Question 5 Short Answer
A battery is observed to have a lower voltage than its nominal (standard) rated potential after extended use. Use the Nernst equation to explain mechanistically why this occurs.
Think about your answer, then reveal below.
Model answer: As a battery discharges, the cell reaction consumes reactants and produces products, continuously increasing the reaction quotient Q. In the Nernst equation E = E° − (RT/nF) ln Q, a larger Q increases the subtracted term, directly reducing E. The cell potential thus falls progressively from E° toward zero as Q rises toward the equilibrium constant K. When E = 0, Q = K and the battery is exhausted — it can no longer drive current because there is no thermodynamic driving force remaining.

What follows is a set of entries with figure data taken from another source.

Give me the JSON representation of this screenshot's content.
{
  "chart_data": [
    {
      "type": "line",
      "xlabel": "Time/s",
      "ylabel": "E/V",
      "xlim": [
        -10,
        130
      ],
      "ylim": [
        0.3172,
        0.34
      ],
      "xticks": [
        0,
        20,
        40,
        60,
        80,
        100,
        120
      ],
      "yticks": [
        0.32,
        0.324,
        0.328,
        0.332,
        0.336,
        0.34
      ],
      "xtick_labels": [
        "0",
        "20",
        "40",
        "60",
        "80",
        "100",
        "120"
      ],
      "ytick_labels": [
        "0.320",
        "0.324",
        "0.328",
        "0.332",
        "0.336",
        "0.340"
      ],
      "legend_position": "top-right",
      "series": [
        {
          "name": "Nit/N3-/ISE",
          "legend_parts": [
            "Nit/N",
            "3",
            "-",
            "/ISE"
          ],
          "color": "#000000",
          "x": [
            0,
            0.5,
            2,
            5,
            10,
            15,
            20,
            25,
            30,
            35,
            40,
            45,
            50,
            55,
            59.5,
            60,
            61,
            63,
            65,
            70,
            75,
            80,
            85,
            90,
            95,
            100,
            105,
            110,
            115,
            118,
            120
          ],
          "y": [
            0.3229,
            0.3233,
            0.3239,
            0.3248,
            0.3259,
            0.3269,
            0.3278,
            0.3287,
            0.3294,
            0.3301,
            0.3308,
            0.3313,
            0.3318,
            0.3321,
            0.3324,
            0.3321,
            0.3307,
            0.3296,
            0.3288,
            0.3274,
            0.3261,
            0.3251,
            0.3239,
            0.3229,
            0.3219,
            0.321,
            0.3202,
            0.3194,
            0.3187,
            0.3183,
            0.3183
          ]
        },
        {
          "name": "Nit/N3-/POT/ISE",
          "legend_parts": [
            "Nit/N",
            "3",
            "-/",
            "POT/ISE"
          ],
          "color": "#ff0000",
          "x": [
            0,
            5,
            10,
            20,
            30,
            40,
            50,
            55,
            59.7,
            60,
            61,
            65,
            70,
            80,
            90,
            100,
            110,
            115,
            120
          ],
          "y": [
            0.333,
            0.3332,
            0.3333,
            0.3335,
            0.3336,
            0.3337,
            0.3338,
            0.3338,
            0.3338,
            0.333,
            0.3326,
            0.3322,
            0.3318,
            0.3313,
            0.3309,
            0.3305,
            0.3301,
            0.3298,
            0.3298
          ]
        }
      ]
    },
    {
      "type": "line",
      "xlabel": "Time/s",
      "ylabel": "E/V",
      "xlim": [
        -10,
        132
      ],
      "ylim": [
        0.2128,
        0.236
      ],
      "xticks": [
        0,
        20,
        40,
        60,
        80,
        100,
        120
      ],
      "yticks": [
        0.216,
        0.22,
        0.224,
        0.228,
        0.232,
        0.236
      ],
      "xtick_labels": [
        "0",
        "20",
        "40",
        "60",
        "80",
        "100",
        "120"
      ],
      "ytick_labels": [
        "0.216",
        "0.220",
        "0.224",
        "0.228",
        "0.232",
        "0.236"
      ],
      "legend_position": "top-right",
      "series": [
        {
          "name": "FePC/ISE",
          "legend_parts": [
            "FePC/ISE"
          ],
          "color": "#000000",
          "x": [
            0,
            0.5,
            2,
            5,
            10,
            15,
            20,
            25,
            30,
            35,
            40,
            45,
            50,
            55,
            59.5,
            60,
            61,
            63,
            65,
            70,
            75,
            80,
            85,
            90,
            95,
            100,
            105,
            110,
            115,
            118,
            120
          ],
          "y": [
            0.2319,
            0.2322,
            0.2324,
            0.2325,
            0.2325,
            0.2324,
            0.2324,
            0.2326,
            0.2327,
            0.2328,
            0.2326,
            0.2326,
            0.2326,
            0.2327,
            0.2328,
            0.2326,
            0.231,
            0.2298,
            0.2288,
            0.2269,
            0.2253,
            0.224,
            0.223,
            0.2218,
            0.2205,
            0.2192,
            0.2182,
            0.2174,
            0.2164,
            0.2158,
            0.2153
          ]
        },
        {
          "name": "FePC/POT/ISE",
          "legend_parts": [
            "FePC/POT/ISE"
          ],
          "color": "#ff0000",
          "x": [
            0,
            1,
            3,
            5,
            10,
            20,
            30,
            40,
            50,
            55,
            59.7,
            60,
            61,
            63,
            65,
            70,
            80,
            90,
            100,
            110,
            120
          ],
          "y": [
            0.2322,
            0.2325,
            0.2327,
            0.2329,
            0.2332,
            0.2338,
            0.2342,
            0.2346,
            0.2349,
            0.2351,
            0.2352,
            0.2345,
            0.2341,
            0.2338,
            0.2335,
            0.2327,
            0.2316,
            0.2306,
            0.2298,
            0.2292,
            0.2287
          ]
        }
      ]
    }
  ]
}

The battery is not 'broken'; it has simply reached chemical equilibrium.
This mechanistic explanation unifies the everyday observation (batteries run down) with the thermodynamic framework (cells approach equilibrium). It also explains why rechargeable batteries work: forcing current through the cell in reverse drives Q back below K, restoring reactant concentrations and rebuilding the voltage. The same logic explains concentration cells — two identical electrodes in solutions of different concentration generate voltage purely from the Q imbalance, with no net chemical reaction.